You have given an integer array and initially, it was initialized as 0 and also given a range. The task is to add the given number in the range of the array and print the resultant array.
Table of Contents
Example
arr[] = {0, 0, 0, 0, 0}
Query: {(0, 2, 50), (3, 4, 20), (1, 3, 30)}50 80 80 50 20
Explanation
50 is added to 0 to 2 in the array, array will become ⇒ {50, 50, 50, 0, 0}
20 is added to 3 to 4 in the array, array will become ⇒ {50, 50, 50, 20, 20}
30 is added to 1 to 3 in the array, array will become ⇒ {50, 80, 80, 80, 20}
Algorithm
- For each query of the range follow the steps.
- Add the given value at the left index of the array and store it to itself.
- Check if the value right is not equal to the last array index, then subtract the given value at the right + 1 position of the array and store it to itself.
- Before printing the array update the array as traverse through the array and add the previous and the current value and store it to the array value itself.

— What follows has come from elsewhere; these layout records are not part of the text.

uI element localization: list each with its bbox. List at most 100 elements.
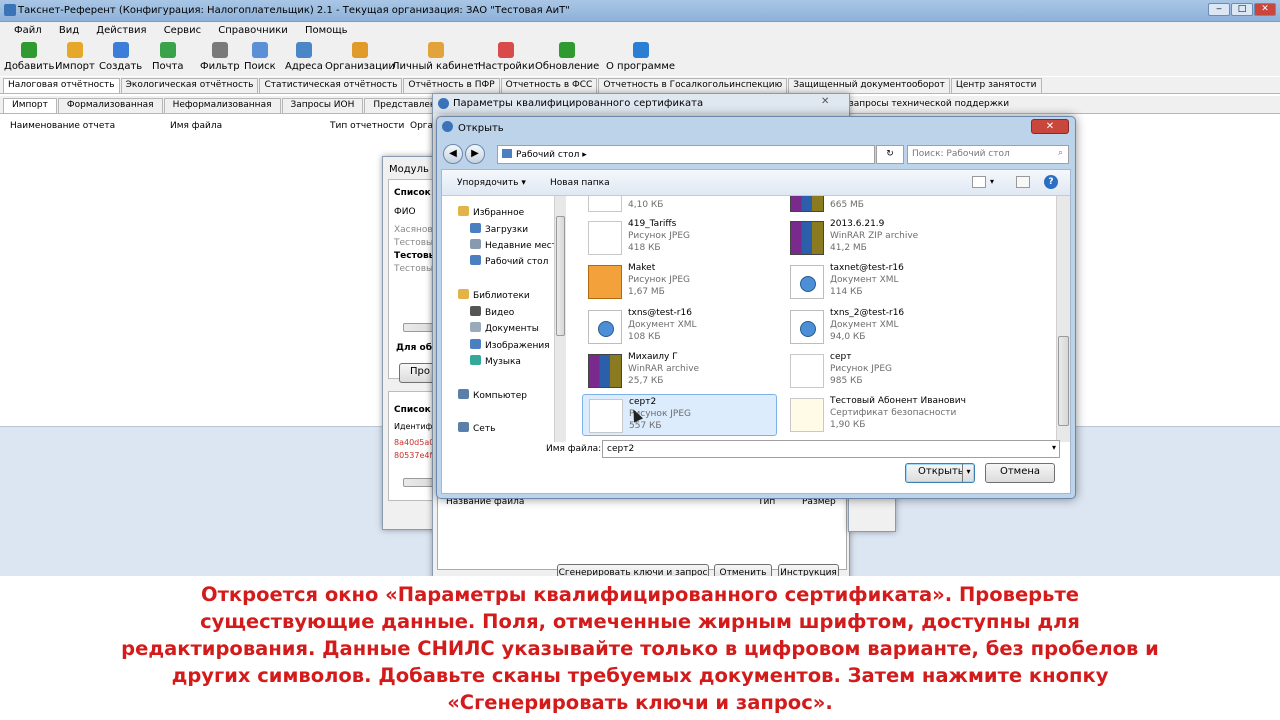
- file-item[interactable]: txns@test-r16 Документ XML 108 КБ: [582, 306, 777, 348]
- column-report-name[interactable]: Наименование отчета: [10, 121, 115, 131]
- tab-main-5[interactable]: Отчетность в Госалкогольинспекцию: [598, 78, 788, 93]
- column-report-type[interactable]: Тип отчетности: [330, 121, 404, 131]
- filename-dropdown-icon[interactable]: ▾: [1052, 443, 1056, 452]
- close-button[interactable]: ✕: [1254, 3, 1276, 16]
- toolbar-update-button[interactable]: Обновление: [535, 42, 599, 74]
- organize-button[interactable]: Упорядочить ▾: [457, 178, 526, 188]
- menu-file[interactable]: Файл: [14, 25, 42, 36]
- nav-item-recent-places[interactable]: Недавние места: [470, 239, 563, 251]
- nav-item-video[interactable]: Видео: [470, 306, 514, 318]
- tab-main-1[interactable]: Экологическая отчётность: [120, 78, 259, 93]
- sub-tab-support[interactable]: запросы технической поддержки: [849, 99, 1009, 109]
- menu-view[interactable]: Вид: [59, 25, 79, 36]
- search-input[interactable]: Поиск: Рабочий стол ⌕: [907, 145, 1069, 164]
- module-row[interactable]: Тестовы: [394, 238, 433, 248]
- toolbar-label: Импорт: [55, 61, 95, 72]
- tab-sub-1[interactable]: Формализованная: [57, 98, 163, 113]
- file-size: 665 МБ: [830, 200, 864, 210]
- file-item[interactable]: серт2 Рисунок JPEG 557 КБ: [582, 394, 777, 436]
- toolbar-organizations-button[interactable]: Организации: [325, 42, 395, 74]
- about-icon: [632, 42, 649, 58]
- menu-references[interactable]: Справочники: [218, 25, 288, 36]
- tab-main-3[interactable]: Отчётность в ПФР: [403, 78, 500, 93]
- file-item[interactable]: taxnet@test-r16 Документ XML 114 КБ: [784, 261, 979, 303]
- tab-main-6[interactable]: Защищенный документооборот: [788, 78, 950, 93]
- caption-line: редактирования. Данные СНИЛС указывайте …: [121, 637, 1159, 660]
- tab-main-4[interactable]: Отчетность в ФСС: [500, 78, 598, 93]
- toolbar-about-button[interactable]: О программе: [606, 42, 675, 74]
- refresh-icon[interactable]: ↻: [876, 145, 904, 164]
- open-dropdown-icon[interactable]: ▾: [962, 464, 974, 482]
- back-arrow-icon[interactable]: ◀: [443, 144, 463, 164]
- menu-help[interactable]: Помощь: [305, 25, 348, 36]
- open-dialog-close-button[interactable]: ✕: [1031, 119, 1069, 134]
- nav-item-computer[interactable]: Компьютер: [458, 389, 527, 401]
- forward-arrow-icon[interactable]: ▶: [465, 144, 485, 164]
- nav-item-music[interactable]: Музыка: [470, 355, 521, 367]
- tab-sub-3[interactable]: Запросы ИОН: [281, 98, 364, 113]
- address-bar[interactable]: Рабочий стол ▸: [497, 145, 875, 164]
- nav-item-libraries[interactable]: Библиотеки: [458, 289, 530, 301]
- module-row[interactable]: Тестовы: [394, 264, 433, 274]
- file-item[interactable]: 419_Tariffs Рисунок JPEG 418 КБ: [582, 217, 777, 259]
- nav-item-documents[interactable]: Документы: [470, 322, 539, 334]
- column-file-name[interactable]: Имя файла: [170, 121, 222, 131]
- tab-sub-2[interactable]: Неформализованная: [163, 98, 281, 113]
- filename-input[interactable]: серт2 ▾: [602, 440, 1060, 458]
- file-type: Рисунок JPEG: [628, 275, 690, 285]
- menu-actions[interactable]: Действия: [96, 25, 146, 36]
- cancel-button[interactable]: Отмена: [985, 463, 1055, 483]
- computer-icon: [458, 389, 469, 399]
- tab-main-7[interactable]: Центр занятости: [950, 78, 1042, 93]
- toolbar-settings-button[interactable]: Настройки: [478, 42, 534, 74]
- nav-item-desktop[interactable]: Рабочий стол: [470, 255, 548, 267]
- toolbar-add-button[interactable]: Добавить: [4, 42, 54, 74]
- search-icon[interactable]: ⌕: [1058, 148, 1063, 158]
- maket-file-icon: [588, 265, 622, 299]
- help-icon[interactable]: ?: [1044, 175, 1058, 189]
- view-dropdown-icon[interactable]: ▾: [990, 177, 994, 186]
- file-item[interactable]: Тестовый Абонент Иванович Сертификат безо…: [784, 394, 979, 436]
- maximize-button[interactable]: □: [1231, 3, 1253, 16]
- file-item[interactable]: Maket Рисунок JPEG 1,67 МБ: [582, 261, 777, 303]
- file-item[interactable]: серт Рисунок JPEG 985 КБ: [784, 350, 979, 392]
- file-item[interactable]: 4,10 КБ: [582, 196, 777, 216]
- file-item[interactable]: txns_2@test-r16 Документ XML 94,0 КБ: [784, 306, 979, 348]
- file-size: 1,67 МБ: [628, 287, 665, 297]
- cert-close-icon[interactable]: ✕: [821, 96, 829, 107]
- module-row[interactable]: Хасянов: [394, 225, 433, 235]
- tab-main-0[interactable]: Налоговая отчётность: [3, 78, 120, 93]
- file-item[interactable]: 665 МБ: [784, 196, 979, 216]
- nav-item-favorites[interactable]: Избранное: [458, 206, 524, 218]
- preview-pane-icon[interactable]: [1016, 176, 1030, 188]
- new-folder-button[interactable]: Новая папка: [550, 178, 610, 188]
- toolbar-search-button[interactable]: Поиск: [244, 42, 276, 74]
- open-dialog-icon: [442, 121, 453, 132]
- documents-icon: [470, 322, 481, 332]
- minimize-button[interactable]: ‒: [1208, 3, 1230, 16]
- file-item[interactable]: Михаилу Г WinRAR archive 25,7 КБ: [582, 350, 777, 392]
- file-item[interactable]: 2013.6.21.9 WinRAR ZIP archive 41,2 МБ: [784, 217, 979, 259]
- nav-scrollbar[interactable]: [554, 196, 566, 442]
- nav-item-downloads[interactable]: Загрузки: [470, 223, 528, 235]
- column-organization[interactable]: Орга: [410, 121, 433, 131]
- toolbar-personal-cabinet-button[interactable]: Личный кабинет: [392, 42, 479, 74]
- file-size: 108 КБ: [628, 332, 661, 342]
- tab-sub-0[interactable]: Импорт: [3, 98, 57, 113]
- tab-main-2[interactable]: Статистическая отчётность: [259, 78, 403, 93]
- open-button[interactable]: Открыть ▾: [905, 463, 975, 483]
- nav-item-network[interactable]: Сеть: [458, 422, 495, 434]
- files-scrollbar[interactable]: [1056, 196, 1070, 442]
- toolbar-filter-button[interactable]: Фильтр: [200, 42, 240, 74]
- toolbar-import-button[interactable]: Импорт: [55, 42, 95, 74]
- module-hash-1: 8a40d5a0: [394, 438, 435, 447]
- toolbar-create-button[interactable]: Создать: [99, 42, 142, 74]
- view-options-icon[interactable]: [972, 176, 986, 188]
- toolbar-mail-button[interactable]: Почта: [152, 42, 184, 74]
- toolbar-addresses-button[interactable]: Адреса: [285, 42, 323, 74]
- module-row[interactable]: Тестовы: [394, 251, 437, 261]
- nav-item-images[interactable]: Изображения: [470, 339, 550, 351]
- organizations-icon: [351, 42, 368, 58]
- menu-service[interactable]: Сервис: [164, 25, 201, 36]
- nav-item-label: Недавние места: [485, 241, 563, 251]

- After updation, print the resultant array.
Explanation for Constant time range add operation on an array
Given an integer array and the number to add. We are also given a range of the query. It contains the starting point of the range as left and the ending point of the range as right. We have been asked to add the given number in the given range to all the possible integers. And then finally print the resultant array. For this, we are going to perform the addition operation in a very modified way. We will fill up the array index values with the given value at the left and right+1 position of the array and before printing update that array.
For each given query, left and right, we are going to add the given value at the left index of the right, remember only at left index. And for the right value, we are going to check if the value right is not equal to the last index of the array, if the given condition satisfied then we are going to update the given value index, we will subtract the given value from the right index of the array and store it to the right position index of the array itself. For each and every query, we are going to perform these operations.

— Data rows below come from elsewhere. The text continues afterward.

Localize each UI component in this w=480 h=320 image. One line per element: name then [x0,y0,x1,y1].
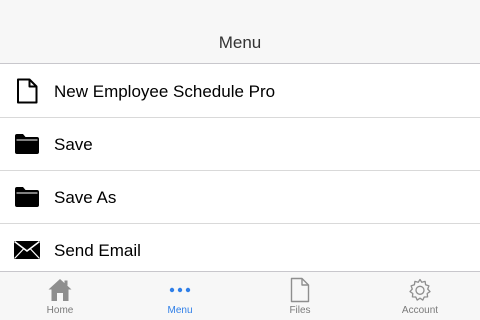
menu-item-label: Save [54,135,93,154]
app-screen: Menu New Employee Schedule Pro Save Save… [0,0,480,320]
folder-icon [13,130,41,158]
home-icon [46,276,74,304]
menu-item-label: New Employee Schedule Pro [54,82,276,101]
page-title: Menu [218,33,262,52]
envelope-icon [13,236,41,264]
more-dots-icon [166,276,194,304]
navigation-bar: Menu [0,0,480,64]
tab-bar: Home Menu Files Account [0,271,480,320]
menu-item-new-employee-schedule[interactable]: New Employee Schedule Pro [0,65,480,118]
tab-account[interactable]: Account [360,272,480,320]
tab-files[interactable]: Files [240,272,360,320]
tab-label: Home [46,305,74,316]
file-icon [286,276,314,304]
document-icon [13,77,41,105]
menu-item-save[interactable]: Save [0,118,480,171]
menu-item-send-email[interactable]: Send Email [0,224,480,277]
tab-home[interactable]: Home [0,272,120,320]
menu-item-label: Save As [54,188,117,207]
tab-menu[interactable]: Menu [120,272,240,320]
folder-icon [13,183,41,211]
tab-label: Account [401,305,439,316]
gear-icon [406,276,434,304]
tab-label: Files [289,305,311,316]
menu-item-save-as[interactable]: Save As [0,171,480,224]
tab-label: Menu [167,305,193,316]
menu-list: New Employee Schedule Pro Save Save As S… [0,65,480,277]
menu-item-label: Send Email [54,241,141,260]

Now we have to print the array, but before that, we are going to update all the value, the addition operation we have performed, we need to update that. So update the array, by traversing the array and adding up the current value and the previous value of the given array and store it to the current position of the array. Then after, we are going to print the array.
Code
Implementation in C++ for Constant time range add operation on an array
#include<iostream>
using namespace std;
void update(int arr[], int N)
{
for (int i = 1; i < N; i++)
arr[i] += arr[i - 1];
}
void addOperation(int arr[], int N, int left, int right, int value)
{
arr[left] += value;
if (right != N - 1)
arr[right + 1] -= value;
}
void printArray(int arr[], int N)
{
update(arr, N);
for (int i = 0; i < N; i++)
cout << arr[i] << " ";
cout << endl;
}
int main()
{
int N = 5;
int arr[N] = {0};
addOperation(arr, N, 0, 2, 50);
addOperation(arr, N, 3, 4, 20);
addOperation(arr, N, 1, 3, 30);
printArray(arr, N);
return 0;
}
50 80 80 50 20
Implementation in Java for Constant time range add operation on an array
class AddOperation
{
static void update(int arr[], int N)
{
for (int i = 1; i < N; i++)
arr[i] += arr[i - 1];
}
static void addOperation(int arr[], int N, int left, int right, int value)
{
arr[left] += value;
if (right != N - 1)
arr[right + 1] -= value;
}
static void printArray(int arr[], int N)
{
update(arr, N);
for (int i = 0; i < N; i++)
System.out.print(""+arr[i]+" ");
System.out.print("\n");
}
public static void main (String[] args)
{
int N = 5;
int arr[] = new int[N];
addOperation(arr, N, 0, 2, 50);
addOperation(arr, N, 3, 4, 20);
addOperation(arr, N, 1, 3, 30);
printArray(arr, N);
}
}
50 80 80 50 20
Complexity Analysis
Time Complexity
O(N + Q) where “N” is the number of elements in the array and “Q” is the number of queries. Because we have incremented the value at left index and decremented the value at the right+1 index if it exists in the boundary of the array.
Space Complexity
O(N) where “N” is the number of elements in the array.